Unending memory allocation with Trbvh on launch in OptiX 3.6.0

My scene graph consists of a Trbvh top group, with several thousand heavily instanced triangle meshes under transform nodes, each with an individual Bvh/Bvh acceleration ( most of the meshes have 16-bit indices, which don’t seem to play well with most of the other builder types ). Total of around 6.7 million triangles.

In OptiX 3.5.1, this configuration successfully compiled, launched, and rendered. After updating from OptiX 3.5.1 to OptiX 3.6.0 and CUDA 5.5 to 6.0, however, this setup stalls on the call to launch while continually allocating memory. Somewhere around 4.5 gb by the task manager, it hits an exception over failure to allocate memory.

Windows 7, 64 bit, GTX 650, Driver 337.88.

Will you retry this with 3.6.3? We fixed many allocation + Trbvh errors, probably including this one.

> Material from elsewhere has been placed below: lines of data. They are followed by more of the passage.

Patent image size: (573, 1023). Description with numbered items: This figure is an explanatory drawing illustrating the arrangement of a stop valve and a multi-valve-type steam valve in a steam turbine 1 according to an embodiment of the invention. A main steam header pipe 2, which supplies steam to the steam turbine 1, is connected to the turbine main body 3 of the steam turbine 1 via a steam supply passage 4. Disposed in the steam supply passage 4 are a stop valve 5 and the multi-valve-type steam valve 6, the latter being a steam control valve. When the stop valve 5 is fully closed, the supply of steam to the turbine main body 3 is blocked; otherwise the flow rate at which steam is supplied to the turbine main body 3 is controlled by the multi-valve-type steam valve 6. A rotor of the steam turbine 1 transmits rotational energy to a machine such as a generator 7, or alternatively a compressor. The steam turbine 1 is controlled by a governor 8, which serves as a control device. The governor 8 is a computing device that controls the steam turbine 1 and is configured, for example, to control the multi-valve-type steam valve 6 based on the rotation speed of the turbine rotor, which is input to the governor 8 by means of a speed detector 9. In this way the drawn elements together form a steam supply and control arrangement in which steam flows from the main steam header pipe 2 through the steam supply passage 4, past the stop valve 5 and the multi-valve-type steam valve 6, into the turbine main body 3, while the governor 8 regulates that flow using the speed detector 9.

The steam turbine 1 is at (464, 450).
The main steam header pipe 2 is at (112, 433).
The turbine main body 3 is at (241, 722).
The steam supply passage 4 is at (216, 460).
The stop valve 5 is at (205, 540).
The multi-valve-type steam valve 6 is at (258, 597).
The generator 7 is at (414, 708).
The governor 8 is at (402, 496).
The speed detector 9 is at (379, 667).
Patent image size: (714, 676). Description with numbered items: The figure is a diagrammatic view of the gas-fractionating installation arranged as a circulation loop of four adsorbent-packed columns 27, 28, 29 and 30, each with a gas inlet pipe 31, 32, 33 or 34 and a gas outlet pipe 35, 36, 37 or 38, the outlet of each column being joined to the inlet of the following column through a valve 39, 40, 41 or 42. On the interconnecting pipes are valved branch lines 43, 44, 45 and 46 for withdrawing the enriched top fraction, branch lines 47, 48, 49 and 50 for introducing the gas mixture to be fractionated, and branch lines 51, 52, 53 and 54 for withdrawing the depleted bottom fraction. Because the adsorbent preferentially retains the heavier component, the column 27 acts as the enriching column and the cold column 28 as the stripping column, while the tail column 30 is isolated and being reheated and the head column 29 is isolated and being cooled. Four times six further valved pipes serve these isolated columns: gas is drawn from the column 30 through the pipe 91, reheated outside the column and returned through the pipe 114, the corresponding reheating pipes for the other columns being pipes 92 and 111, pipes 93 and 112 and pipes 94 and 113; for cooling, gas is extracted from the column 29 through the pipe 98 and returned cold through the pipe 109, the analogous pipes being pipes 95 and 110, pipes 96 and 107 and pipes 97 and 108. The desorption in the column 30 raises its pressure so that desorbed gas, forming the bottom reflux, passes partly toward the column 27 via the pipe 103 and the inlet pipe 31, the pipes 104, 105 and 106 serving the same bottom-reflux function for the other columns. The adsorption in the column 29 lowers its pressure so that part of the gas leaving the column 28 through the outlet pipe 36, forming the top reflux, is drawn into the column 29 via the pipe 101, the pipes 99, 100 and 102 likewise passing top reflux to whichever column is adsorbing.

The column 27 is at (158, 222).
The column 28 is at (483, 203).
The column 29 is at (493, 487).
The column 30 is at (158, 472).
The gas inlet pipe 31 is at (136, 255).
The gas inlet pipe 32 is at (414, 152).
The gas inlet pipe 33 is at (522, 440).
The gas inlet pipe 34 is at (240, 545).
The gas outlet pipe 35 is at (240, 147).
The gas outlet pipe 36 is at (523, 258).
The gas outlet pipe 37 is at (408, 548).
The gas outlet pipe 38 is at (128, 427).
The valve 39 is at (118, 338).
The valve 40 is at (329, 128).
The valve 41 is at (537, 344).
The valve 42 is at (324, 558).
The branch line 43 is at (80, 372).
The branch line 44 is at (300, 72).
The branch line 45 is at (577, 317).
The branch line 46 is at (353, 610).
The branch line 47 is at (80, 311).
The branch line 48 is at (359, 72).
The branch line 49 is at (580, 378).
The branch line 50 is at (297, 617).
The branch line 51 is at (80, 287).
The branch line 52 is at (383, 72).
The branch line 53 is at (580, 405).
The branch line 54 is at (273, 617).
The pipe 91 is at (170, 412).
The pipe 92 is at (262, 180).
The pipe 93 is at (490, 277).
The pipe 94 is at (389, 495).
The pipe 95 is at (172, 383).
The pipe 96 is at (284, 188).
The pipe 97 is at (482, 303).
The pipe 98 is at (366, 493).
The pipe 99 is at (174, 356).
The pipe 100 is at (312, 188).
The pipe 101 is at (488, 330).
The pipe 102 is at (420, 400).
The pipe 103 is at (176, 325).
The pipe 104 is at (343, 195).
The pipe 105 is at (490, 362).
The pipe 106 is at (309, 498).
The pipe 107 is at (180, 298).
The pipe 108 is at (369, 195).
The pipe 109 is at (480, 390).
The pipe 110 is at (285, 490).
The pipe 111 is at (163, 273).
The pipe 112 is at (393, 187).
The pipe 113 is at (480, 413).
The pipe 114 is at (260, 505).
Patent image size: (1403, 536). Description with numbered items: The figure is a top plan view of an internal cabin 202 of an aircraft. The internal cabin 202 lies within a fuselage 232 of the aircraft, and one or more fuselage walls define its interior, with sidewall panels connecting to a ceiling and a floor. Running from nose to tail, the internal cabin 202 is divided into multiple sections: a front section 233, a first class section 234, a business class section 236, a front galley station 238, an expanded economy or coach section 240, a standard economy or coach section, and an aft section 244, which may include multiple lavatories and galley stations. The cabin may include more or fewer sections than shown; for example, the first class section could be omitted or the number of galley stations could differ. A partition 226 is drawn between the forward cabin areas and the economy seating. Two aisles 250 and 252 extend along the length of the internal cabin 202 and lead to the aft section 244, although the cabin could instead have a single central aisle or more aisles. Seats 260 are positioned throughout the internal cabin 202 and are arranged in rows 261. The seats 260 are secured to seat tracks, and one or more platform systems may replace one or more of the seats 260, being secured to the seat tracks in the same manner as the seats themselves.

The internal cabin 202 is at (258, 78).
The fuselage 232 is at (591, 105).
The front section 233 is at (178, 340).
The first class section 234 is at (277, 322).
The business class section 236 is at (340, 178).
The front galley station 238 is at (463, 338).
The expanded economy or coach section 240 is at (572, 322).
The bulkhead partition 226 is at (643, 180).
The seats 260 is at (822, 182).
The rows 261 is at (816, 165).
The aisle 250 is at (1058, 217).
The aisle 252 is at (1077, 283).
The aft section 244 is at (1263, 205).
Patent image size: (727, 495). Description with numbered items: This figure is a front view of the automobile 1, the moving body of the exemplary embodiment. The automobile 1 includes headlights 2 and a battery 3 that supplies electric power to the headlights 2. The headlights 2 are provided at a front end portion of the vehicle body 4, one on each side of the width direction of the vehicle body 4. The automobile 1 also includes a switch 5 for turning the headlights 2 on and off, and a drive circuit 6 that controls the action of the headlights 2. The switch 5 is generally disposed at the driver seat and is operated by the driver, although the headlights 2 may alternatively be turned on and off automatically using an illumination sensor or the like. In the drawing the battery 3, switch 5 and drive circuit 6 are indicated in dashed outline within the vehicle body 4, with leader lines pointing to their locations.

And you’ll probably be better off paying the extra 36MB to use 32-bit indices so that you can use Trbvh everywhere. Also you could not specify the vertex buffer name and index buffer name, so that it runs your BoundingBox program. You can then keep your 16-bit indices, while still using Trbvh. You just won’t get as good of splits if you’re splitting AABBs instead of triangles.

And the biggest thing, try to have as small a node graph as possible. Flatten as much as you can into a single geometry group.


I am using Optix 3.7.0 stable version and I have the same problem with Trbvh. My scene has a selector at top level and 2 geometry groups below it. Each geometry group has Trbvh acceleration builder. One of them has small geometry and there is no problem. Another group contains larger geometry: for example, 5000 models with 400 triangles in each. I noticed that if the number of triangles exceeds ~2.6 million, I get the exception on GTX 980 (4 GB of memory):

Invalid context (Details: Function “_rtContextLaunch2D” caught exception: Encountered a CUDA error: [15466853] returned (4): Deinitialized, [15270150])
Sometimes there is driver crash, not just exception.

I also tested it on Quadro 2000 (1 GB memory) and maximum number of triangles decreased proportionally: it was only 650000. All GPU memory is never occupied during the acceleration build, only between 1/4 and 1/2 of it.
It seems like GPU memory fragmentation happens. Is it some inefficiency in builder or is this its maximum possible geometry size? I also tried Sbvh builder and I didn’t face this problem with much larger geometry.

The Trbvh builder can use a considerable amount of GPU memory during the build process, that is why it can be built in chunks.

Please read the OptiX programming guide on the Trbvh builder in chapter “3.5.2. Builders and Traversers” and the “chunk_size” parameter if you run into memory related limits when building the acceleration structure. Also please note the differences for the OptiX commercial license version.

There are bug fixes for the Trbvh builder inside the upcoming OptiX 3.8.0 release which are not inside the beta, yet, but if you experience issues with Trbvh in OptiX 3.6.x or 3.7.0 releases it’s worth to try OptiX 3.8.0 beta and the release once available.

Try OptiX 3.8 final release. We fixed several memory-related Trbvh and OptiX Prime bugs. I bet this is fixed.